Joining your neighbor for a cup of joe isn’t currently an option, but that doesn’t mean that you can’t check in on the people that live nearby. Consider swapping home cooked meals or treats and leaving them on each other’s doorsteps. Or try swapping books and movies in the same manner, and having a weekly phone call to share your thoughts.

Write a Note

Old-fashioned letter writing has fallen out of favor since email and texting have become mainstream. But there’s something to be said for snail mail. These days, when mailboxes are filled with bills and junk, it’s a rare treat to find a note from a friend. Letters don’t have to be lengthy, perhaps just a note to say “hi” or to give an update on your family.

Hit the Streets

Sick of sitting at home? Social distancing doesn’t mean you can’t get out of the house, and parks and trails are open in most communities. As long as you maintain a distance of at least six feet and wear a mask, you can enjoy a walk or bicycle ride with a friend.

Pick up the Phone

Nothing can replace face-to-face socializing, but a phone or video call are still great options.

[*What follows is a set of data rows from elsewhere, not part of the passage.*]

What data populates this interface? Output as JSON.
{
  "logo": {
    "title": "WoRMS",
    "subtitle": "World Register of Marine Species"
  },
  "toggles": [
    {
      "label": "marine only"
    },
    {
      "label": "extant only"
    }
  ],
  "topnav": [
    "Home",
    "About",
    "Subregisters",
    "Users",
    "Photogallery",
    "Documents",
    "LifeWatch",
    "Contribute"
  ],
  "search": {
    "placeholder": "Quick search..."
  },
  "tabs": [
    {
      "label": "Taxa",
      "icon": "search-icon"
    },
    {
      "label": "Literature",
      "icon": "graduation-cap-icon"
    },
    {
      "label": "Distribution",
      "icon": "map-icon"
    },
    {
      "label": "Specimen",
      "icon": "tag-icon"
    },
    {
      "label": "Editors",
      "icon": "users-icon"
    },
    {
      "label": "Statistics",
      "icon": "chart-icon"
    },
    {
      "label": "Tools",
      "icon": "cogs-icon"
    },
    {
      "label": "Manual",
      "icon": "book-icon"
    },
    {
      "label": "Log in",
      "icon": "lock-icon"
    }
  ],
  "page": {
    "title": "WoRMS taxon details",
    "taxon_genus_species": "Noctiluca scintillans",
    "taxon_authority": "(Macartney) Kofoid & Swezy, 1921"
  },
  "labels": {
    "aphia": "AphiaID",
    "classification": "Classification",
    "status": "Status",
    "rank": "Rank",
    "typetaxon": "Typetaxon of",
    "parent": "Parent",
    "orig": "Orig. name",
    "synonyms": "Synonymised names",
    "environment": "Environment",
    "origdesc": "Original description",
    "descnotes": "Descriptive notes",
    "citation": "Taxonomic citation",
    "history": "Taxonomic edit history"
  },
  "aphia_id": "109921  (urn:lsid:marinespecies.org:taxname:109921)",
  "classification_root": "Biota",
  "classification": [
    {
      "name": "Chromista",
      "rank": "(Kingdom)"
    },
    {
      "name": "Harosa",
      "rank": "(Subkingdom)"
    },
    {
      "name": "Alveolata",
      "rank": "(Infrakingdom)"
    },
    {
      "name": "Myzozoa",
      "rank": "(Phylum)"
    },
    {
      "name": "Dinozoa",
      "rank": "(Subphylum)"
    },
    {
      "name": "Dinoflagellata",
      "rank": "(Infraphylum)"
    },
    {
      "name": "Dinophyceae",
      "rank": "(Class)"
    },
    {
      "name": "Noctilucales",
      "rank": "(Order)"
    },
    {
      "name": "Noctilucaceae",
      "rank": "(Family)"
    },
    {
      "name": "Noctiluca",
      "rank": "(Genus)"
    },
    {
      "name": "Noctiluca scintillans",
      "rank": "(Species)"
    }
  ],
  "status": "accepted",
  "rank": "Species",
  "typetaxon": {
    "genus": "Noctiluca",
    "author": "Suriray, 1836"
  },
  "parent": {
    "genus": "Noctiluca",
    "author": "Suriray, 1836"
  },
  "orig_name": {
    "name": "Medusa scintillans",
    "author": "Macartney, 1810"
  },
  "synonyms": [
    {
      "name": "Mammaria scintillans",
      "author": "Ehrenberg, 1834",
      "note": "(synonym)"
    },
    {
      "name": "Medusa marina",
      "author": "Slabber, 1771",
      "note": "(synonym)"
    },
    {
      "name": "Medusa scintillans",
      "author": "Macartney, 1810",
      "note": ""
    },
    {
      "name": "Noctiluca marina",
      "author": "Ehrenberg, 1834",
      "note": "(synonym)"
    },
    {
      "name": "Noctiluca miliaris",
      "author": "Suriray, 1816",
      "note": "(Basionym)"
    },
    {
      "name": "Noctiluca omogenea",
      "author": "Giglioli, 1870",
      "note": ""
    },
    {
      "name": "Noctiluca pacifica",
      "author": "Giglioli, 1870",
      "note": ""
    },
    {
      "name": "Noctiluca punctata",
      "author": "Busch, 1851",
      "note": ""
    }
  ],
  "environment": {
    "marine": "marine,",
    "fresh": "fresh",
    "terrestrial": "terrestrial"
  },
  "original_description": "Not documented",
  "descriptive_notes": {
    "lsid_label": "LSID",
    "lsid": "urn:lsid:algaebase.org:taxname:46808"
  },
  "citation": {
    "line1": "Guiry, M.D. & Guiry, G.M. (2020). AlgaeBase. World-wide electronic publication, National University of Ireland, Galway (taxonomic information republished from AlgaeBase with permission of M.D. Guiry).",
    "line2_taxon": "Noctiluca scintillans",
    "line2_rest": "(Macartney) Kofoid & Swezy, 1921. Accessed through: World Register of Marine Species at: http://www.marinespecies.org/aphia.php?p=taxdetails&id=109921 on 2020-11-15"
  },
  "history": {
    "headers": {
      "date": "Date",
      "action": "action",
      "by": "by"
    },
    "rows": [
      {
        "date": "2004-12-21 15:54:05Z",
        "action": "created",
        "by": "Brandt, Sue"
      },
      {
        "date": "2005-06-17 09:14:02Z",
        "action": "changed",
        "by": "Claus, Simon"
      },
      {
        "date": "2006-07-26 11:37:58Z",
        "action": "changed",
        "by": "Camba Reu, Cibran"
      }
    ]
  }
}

Call a friend, family member, or someone you haven’t talked to in ages and catch up. Talk about how you’ve been coping with staying at home, what you’ve been cooking, or favorite television shows to help make it through quarantine. Trust us – everyone wants to hear a friendly voice these days!

Virtual Group Activities

Video chats aren’t JUST for chatting. Many activities can be adapted for the virtual realm, including parties, card games, or a simple meal together. Some groups are even offering larger group activities, such as exercise classes or bingo nights, online. Check out Senior Planet, and organization that offers courses, classes, and other programs for older adults online.

A Note on In-Person Visits

While it’s not advisable, many people are choosing to meet with family and friends in real life. If you find yourself in this boat, there are some steps you can take to remain as safe as possible:

  • Delay or cancel your visit if you or your loved one have had symptoms of COVID-19 or have been exposed to the virus within the last 14 days
  • Remember that the more people you interact with, the higher your risk of contracting the virus. Try to keep gatherings as mall as possible
  • Visit with friends outdoors as whenever possible, or sit in a very well-ventilated room
  • Arrange seating to allow for social distancing (at least six feet apart)
  • Don’t shake hands, kiss, or hug
  • Wear a face mask and ask those around you to do the same
  • Wash hands often and limit contact with frequently touched surfaces

Final Thoughts

Social isolation doesn’t have to end in loneliness. There are many fun and creative ways you can use to stay in touch with those you love. Tell us: How have you been maintaining relationships in the wake of COVID-19?